Estimer la richesse du Monde, c'est ajouter la valeur de l'immobilier, des entreprises, des matières premières, des oeuvres d'arts, et d'objets financiers comme l'argent (du cash) ou des créances. A partir de plusieurs méthodes d'estimation, on peut estimer la richesse du Monde entre 300 et 400 trillions de dollars américains,  c'est à dire 300 000 milliards jusqu'à 400 000 milliards de dollars. 

Cette donnée n'a pas de sens en elle même mais ce qui importe c'est de pouvoir comprendre comment les agrégats qui la composent se comportent les uns par rapport aux autres. Et surtout pourquoi 1% des plus riches détiennent, parfois légitimement, et parfois non, plus de 50% de la richesse de la planète.

Ses richesses se concentrent et si elles n'appartiennent à personne, comme l'environnement, elles ne sont pas entretenues.

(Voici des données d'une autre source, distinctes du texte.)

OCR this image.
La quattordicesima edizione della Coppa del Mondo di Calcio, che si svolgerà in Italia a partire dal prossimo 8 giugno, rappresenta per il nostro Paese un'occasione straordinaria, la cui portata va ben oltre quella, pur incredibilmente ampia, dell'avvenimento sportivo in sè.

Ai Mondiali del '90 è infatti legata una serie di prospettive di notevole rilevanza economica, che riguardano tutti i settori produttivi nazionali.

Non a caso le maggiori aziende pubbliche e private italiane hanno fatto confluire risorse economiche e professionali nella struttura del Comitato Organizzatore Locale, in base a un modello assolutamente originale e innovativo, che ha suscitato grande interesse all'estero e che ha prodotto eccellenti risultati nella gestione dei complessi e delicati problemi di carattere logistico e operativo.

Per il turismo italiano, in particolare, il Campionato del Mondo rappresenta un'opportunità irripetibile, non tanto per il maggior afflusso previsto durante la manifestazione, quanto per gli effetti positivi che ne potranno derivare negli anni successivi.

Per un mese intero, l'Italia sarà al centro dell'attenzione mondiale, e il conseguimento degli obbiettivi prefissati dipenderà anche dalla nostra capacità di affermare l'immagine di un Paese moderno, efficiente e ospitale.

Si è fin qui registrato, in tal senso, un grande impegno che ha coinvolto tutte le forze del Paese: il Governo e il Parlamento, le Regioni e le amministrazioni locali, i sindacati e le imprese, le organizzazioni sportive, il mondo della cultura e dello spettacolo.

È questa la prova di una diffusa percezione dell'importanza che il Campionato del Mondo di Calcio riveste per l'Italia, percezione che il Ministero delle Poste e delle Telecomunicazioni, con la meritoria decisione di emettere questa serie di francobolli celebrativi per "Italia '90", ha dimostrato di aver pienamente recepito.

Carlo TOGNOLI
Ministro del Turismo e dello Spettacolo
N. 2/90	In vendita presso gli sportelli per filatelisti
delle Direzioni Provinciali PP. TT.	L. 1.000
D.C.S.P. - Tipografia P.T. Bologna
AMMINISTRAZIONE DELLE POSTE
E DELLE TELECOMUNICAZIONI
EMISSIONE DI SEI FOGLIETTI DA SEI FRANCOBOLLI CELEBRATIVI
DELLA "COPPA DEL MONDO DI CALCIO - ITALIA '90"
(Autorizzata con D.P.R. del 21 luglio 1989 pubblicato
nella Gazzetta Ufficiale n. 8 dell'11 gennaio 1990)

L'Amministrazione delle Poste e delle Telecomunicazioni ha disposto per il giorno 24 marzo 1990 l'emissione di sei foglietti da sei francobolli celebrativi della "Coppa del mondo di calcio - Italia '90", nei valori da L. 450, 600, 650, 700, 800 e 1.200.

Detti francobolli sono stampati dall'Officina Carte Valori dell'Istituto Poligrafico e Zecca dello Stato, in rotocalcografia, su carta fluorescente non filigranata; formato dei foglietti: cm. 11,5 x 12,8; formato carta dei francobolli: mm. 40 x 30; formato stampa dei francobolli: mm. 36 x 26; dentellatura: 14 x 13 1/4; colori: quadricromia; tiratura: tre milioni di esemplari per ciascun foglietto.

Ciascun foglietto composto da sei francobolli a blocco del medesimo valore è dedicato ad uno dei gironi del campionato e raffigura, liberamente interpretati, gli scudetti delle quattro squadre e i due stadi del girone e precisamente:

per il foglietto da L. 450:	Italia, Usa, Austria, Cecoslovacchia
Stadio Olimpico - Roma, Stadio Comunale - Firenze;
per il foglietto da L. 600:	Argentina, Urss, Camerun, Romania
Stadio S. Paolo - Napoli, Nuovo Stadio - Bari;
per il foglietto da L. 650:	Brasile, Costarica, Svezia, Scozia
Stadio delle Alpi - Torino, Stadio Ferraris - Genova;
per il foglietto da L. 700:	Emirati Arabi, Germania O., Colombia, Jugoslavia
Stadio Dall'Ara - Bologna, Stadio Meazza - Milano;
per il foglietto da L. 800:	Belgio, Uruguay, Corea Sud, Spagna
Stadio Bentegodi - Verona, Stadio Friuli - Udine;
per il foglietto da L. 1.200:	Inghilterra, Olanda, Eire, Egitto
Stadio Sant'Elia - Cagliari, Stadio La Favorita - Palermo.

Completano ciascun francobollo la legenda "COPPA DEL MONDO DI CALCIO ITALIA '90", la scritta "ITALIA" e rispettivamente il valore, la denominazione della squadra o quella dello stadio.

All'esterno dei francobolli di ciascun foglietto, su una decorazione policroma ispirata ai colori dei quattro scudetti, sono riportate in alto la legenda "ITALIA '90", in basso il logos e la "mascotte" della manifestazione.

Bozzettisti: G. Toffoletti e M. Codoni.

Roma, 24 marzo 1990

La première des richesses, sans prix, c'est la planète Terre et ses écosystèmes. [L'Environnement]

Notes

[1] Sujet auquel il consacre un chapitre entier de sa République, que critiquera l’astrologue toulousain Auger Ferrier dans un Advertissement à M. Jean Bodin sur le quatrième livre de sa République, (Toulouse, 1580).


[] Double réalité : deux formes de richesses à dénombrer : la réalité objectives des choses matérielles existantes comme une rivière, un éléphant, pour la nature, une voiture et téléphone pour les objets et les hommes avec leurs idées, leurs talents et compétences et la réalité imaginaire des divinités, des nations, des entreprises.